A corrida pela liderança em inteligência artificial tem levado as Big Techs a gastar bilhões de dólares não apenas em infraestrutura, mas também em talentos. A movimentação mais recente veio à tona na quinta-feira, 18 de junho, quando Noam Shazeer anunciou que deixará o Google para trabalhar na OpenAI.
Shazeer era vice-presidente de engenharia do Google e colíder dos modelos de IA da família Gemini. "Estou muito feliz em compartilhar que me juntarei à OpenAI", escreveu ele em publicação no X. Até o momento, a empresa de Sam Altman não detalhou o cargo que o executivo ocupará.

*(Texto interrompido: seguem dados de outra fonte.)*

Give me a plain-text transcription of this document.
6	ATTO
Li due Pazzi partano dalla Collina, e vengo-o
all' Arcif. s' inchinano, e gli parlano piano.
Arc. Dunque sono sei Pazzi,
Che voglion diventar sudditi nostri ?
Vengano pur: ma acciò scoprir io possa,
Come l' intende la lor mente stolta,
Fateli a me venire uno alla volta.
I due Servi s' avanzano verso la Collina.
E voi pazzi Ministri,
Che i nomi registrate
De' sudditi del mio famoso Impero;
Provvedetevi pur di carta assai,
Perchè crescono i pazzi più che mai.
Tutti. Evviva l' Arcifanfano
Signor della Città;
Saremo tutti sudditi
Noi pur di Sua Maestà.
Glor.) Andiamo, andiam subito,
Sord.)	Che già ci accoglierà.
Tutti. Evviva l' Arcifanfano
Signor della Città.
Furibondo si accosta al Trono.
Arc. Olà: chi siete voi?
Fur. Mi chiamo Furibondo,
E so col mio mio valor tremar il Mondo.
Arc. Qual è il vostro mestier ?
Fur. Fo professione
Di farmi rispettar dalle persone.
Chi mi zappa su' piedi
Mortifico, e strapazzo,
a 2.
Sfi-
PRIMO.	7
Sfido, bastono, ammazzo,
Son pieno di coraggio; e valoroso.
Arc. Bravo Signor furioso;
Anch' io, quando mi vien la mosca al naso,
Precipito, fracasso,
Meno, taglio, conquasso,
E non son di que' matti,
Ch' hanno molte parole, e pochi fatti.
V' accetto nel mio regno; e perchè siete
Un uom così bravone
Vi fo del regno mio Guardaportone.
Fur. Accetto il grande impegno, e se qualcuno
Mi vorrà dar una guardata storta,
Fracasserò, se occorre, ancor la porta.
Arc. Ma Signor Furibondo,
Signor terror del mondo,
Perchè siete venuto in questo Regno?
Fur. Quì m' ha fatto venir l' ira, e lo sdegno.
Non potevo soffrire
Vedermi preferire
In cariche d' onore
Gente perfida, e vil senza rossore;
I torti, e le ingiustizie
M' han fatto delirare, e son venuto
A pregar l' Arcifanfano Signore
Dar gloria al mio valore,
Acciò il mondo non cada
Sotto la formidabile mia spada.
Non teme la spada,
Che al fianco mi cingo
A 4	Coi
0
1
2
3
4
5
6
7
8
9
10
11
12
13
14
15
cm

A saída representa um duro golpe para o Google, que pagou caro para recuperá-lo. Em 2024, a companhia assinou um cheque de US$ 2,7 bilhões pela Character.AI, startup de chatbot cofundada por Shazeer, em uma operação desenhada para trazer de volta o ex-funcionário e sua equipe de pesquisadores.
Shazeer é considerado um dos pioneiros da IA generativa. Em 2017, ainda no Google, ele foi coautor do artigo que apresentou a arquitetura Transformer, base técnica que possibilitou o avanço dos modelos de linguagem mais populares da atualidade.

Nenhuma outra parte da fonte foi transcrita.